Donna Palliser came to the school in the middle of grade five. She took one look around her and decided who had to be taken out and who could stay. She had a slow way of turning her head and giving a poisonous look to anyone she was taking out. Sometimes the look alone took the person out and that person retreated to the background, and sometimes Donna Palliser had to take action, which she did in the playground when none of the teachers was looking. She did not have a strong body; she bullied mentally, not physically, and the first and most important person she wanted to take down was Wally Michelin, who had been queen before Donna got there, and whom Donna could see was the kind of queen who ruled by natural nobility and not by cunning or cruelty or clever resolve. Wally was easy to take down because she did not care if she was queen or not. Wally was not going to move. The other girls would move. The other girls would swear allegiance to the new queen, and there would be a ranking order, and no one would care about Wally’s green dragon or orange flare, which they had genuinely admired. They would care about Hush Puppies crepe-soled Mary Jane shoes instead, and angora boleros, and having a ballpoint pen with pink ink, and Sweet Honesty perfume ordered from the Avon catalogue.
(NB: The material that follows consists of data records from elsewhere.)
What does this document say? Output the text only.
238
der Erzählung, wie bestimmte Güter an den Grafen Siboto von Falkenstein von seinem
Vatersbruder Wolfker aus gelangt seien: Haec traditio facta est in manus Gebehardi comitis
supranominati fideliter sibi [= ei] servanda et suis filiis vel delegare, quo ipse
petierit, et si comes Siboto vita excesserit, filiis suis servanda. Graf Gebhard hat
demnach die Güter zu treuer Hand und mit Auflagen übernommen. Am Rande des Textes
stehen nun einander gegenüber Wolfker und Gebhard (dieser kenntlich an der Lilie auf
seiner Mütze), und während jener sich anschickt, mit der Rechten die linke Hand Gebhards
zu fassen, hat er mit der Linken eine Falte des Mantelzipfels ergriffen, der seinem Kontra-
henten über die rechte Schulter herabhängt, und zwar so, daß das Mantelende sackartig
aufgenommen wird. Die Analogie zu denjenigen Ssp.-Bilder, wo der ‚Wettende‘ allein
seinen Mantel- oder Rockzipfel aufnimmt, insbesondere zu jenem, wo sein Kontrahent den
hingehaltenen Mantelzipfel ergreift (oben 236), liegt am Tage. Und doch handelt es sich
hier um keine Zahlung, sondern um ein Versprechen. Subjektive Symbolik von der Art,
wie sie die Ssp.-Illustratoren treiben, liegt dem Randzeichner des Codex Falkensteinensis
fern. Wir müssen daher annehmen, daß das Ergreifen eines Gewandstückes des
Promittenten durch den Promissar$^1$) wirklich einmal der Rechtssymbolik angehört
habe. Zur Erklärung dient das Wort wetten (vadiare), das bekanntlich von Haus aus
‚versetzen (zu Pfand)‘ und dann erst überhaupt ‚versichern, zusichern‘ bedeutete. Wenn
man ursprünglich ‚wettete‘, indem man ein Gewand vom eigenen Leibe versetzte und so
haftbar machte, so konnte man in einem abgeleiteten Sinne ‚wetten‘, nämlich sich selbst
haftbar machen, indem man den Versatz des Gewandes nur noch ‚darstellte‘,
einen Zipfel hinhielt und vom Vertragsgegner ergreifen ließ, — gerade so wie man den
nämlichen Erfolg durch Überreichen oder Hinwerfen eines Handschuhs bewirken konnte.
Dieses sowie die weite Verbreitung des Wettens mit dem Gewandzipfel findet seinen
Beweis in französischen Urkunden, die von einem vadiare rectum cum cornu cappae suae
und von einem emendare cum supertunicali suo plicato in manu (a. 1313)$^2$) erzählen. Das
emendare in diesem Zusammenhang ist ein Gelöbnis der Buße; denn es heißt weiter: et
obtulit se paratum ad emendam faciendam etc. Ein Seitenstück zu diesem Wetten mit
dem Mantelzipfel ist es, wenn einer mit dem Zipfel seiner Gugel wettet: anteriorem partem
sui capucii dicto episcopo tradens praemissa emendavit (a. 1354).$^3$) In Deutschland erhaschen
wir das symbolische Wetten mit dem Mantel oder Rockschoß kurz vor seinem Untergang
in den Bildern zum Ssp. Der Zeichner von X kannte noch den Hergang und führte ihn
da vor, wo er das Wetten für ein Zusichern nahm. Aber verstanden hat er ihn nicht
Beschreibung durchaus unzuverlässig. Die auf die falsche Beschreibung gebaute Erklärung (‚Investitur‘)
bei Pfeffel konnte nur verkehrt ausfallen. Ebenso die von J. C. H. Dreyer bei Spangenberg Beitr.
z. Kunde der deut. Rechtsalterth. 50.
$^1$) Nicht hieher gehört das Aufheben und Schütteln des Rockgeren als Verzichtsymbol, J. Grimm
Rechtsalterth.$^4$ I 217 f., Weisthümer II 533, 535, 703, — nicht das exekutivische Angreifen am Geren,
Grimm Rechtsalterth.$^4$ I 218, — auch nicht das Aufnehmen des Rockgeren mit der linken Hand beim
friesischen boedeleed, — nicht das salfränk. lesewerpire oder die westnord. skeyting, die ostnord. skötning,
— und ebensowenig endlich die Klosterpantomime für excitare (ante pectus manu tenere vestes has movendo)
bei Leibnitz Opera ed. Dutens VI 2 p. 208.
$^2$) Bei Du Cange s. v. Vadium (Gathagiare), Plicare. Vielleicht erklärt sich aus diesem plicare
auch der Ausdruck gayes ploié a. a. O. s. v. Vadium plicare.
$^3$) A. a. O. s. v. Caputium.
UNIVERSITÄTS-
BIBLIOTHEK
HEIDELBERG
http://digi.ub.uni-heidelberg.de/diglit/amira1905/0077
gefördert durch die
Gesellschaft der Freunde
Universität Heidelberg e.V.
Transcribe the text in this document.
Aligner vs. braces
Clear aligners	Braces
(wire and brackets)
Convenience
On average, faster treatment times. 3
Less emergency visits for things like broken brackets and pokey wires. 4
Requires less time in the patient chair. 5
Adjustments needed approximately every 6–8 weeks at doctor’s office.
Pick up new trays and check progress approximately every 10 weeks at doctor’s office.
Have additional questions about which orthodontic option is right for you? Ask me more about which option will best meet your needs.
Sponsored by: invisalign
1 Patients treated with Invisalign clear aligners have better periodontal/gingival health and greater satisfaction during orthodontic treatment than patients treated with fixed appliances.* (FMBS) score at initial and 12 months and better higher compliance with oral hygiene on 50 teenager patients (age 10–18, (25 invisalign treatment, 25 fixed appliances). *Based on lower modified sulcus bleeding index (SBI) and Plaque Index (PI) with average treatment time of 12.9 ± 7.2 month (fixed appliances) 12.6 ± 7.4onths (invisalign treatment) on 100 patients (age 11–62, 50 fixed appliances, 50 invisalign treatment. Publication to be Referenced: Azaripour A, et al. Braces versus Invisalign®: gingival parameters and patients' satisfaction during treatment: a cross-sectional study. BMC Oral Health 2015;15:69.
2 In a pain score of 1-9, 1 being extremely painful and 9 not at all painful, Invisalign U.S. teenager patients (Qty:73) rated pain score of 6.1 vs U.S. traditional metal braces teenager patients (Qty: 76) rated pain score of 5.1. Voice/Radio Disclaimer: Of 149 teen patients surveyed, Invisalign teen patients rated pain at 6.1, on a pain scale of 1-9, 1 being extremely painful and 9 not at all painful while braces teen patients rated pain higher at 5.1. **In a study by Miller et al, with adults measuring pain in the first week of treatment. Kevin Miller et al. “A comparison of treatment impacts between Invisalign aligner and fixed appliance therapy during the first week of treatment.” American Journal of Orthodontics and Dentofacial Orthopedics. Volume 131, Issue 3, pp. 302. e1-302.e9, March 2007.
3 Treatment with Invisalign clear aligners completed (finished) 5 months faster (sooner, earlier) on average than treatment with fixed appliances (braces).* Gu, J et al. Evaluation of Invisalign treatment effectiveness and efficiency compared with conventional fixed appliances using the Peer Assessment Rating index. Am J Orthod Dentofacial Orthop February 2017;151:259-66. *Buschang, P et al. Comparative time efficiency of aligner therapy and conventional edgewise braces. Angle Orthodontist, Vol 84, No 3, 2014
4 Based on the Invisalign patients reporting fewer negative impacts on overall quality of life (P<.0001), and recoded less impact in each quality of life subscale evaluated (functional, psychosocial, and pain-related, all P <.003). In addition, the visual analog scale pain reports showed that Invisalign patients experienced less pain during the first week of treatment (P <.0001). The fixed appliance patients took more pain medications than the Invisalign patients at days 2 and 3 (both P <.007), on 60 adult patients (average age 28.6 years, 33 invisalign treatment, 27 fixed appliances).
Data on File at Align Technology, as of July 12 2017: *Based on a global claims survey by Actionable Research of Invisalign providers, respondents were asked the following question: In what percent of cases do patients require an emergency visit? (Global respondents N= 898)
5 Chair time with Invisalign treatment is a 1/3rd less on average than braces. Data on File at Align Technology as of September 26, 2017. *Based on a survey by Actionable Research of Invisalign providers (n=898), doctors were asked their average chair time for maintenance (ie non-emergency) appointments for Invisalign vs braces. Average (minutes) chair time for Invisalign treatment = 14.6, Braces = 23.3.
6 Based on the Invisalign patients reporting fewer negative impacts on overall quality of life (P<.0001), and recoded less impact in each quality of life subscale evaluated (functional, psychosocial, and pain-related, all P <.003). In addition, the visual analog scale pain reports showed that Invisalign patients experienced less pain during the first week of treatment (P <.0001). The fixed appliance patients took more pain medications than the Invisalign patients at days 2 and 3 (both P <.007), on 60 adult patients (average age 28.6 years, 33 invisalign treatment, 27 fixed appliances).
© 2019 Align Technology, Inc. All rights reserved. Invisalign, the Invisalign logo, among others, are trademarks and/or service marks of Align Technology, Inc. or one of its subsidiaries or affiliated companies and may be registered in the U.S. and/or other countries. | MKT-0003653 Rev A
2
When Donna had been in town one month, she had a housewarming party and gave out invitations from the Details and Designs Emporium in Goose Bay. She gave invitations to everyone when Miss Davey was looking, but at recess time she told certain girls that they were not invited. All the boys were invited, but she was uninviting certain girls. She uninvited Gracie Watts, who wore the same wool sweater every day, and she uninvited Agatha and Marina Groves, the red-headed twins who were too fat to get through the door on the school bus and had to be brought to school in their father’s truck, and she uninvited Wally Michelin, telling her that her mother said she could invite only eighteen people and Wally was number nineteen.